PRÉVOYEZ DES COLLATIONS DANS VOTRE JOURNÉE

Il est important de ne pas se sentir piégé ou privé de la façon dont vous mangez chaque jour, car cela peut accroître votre désir de frénésie alimentaire et de fringale émotionnelle. Planifiez une collation quotidienne et créez un rituel au moment de la savourer. Asseyez-vous dans votre chaise préférée, près d’une fenêtre, allumez une chandelle ou parlez à un ami par téléphone à haut-parleur pour profiter de votre pause collation.
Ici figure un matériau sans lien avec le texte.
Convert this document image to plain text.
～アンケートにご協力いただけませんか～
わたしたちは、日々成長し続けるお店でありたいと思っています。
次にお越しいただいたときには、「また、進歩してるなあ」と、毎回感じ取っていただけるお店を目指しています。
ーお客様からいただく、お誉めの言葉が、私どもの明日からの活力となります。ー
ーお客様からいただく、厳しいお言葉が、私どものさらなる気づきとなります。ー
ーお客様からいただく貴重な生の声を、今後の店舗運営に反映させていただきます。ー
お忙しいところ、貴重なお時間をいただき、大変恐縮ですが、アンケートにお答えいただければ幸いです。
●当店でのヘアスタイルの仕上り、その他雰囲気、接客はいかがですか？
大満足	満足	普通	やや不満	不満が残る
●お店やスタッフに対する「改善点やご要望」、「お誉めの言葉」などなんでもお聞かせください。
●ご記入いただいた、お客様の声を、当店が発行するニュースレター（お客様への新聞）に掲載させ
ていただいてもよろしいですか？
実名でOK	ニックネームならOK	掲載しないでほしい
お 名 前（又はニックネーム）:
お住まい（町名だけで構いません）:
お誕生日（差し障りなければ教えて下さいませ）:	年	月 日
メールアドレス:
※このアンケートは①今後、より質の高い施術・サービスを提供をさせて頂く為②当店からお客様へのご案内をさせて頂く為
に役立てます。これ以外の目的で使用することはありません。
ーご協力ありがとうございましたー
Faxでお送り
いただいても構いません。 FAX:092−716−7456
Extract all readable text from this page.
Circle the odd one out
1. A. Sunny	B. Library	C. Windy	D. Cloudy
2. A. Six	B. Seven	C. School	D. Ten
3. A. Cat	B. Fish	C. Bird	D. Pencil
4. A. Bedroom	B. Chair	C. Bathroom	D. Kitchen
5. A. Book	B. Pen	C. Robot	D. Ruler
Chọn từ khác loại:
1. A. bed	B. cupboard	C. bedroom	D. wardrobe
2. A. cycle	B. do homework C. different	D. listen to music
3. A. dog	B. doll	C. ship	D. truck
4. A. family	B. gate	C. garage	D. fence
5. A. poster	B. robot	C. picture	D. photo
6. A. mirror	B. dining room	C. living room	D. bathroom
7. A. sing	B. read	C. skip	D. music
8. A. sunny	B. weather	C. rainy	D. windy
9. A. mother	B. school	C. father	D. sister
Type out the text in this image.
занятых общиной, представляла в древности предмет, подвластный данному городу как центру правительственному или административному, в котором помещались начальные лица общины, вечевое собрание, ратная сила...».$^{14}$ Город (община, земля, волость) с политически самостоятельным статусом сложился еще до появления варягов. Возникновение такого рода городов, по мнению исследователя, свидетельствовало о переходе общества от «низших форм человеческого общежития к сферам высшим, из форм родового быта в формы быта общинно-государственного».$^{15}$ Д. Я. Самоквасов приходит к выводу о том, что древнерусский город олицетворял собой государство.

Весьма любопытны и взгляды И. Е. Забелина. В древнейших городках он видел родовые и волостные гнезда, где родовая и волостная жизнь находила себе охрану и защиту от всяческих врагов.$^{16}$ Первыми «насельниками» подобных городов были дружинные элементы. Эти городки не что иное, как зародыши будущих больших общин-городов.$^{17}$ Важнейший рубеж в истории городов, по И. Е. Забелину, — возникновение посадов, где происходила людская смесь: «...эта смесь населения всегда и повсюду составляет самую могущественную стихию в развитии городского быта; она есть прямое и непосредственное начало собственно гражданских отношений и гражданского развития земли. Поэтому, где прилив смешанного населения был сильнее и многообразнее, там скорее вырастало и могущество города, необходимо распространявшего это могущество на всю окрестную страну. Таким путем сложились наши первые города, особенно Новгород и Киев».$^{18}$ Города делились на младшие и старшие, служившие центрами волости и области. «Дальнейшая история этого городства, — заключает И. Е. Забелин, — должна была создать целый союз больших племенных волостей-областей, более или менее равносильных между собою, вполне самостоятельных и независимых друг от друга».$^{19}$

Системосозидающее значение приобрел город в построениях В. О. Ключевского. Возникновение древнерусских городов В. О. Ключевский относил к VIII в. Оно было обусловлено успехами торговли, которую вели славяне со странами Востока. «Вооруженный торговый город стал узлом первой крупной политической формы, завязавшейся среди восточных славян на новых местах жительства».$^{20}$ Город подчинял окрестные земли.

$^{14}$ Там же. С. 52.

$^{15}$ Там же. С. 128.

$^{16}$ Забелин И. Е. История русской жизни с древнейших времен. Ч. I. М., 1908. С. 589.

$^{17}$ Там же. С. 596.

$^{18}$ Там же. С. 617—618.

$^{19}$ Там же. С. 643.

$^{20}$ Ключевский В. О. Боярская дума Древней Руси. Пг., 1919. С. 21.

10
En vous offrant une collation chaque jour, vous atténuez le conflit consistant à vouloir quelque chose que vous « ne devriez pas ». Lorsque vous savez que vous pourrez profiter d’un aliment, vous êtes moins susceptible de le consommer avec excès.

Toutefois, si vous avez de la difficulté à contrôler votre consommation alimentaire pour des raisons émotionnelles à la maison, achetez des portions individuelles ou le plus petit emballage disponible, divisez-les et placez-les dans des contenants distincts en guise de portions quotidiennes.

N’oubliez pas que nous vivons tous des périodes de stress extrême et qu’il est important de ne pas se juger trop durement pendant cette période. La honte et la frustration liées à l’alimentation émotionnelle ne sont en aucun cas utiles et peuvent renforcer le négativisme, ce qui entrave le changement d’attitude. Si vous estimez avoir besoin de soutien pour surmonter ces tendances, adressez-vous à un diététiste et à un thérapeute pour obtenir de l’aide professionnelle. Accordez-vous une certaine bienveillance et de la souplesse pendant cette période stressante, et préparez-vous à reconnaître vos émotions et à les gérer du mieux que vous pouvez.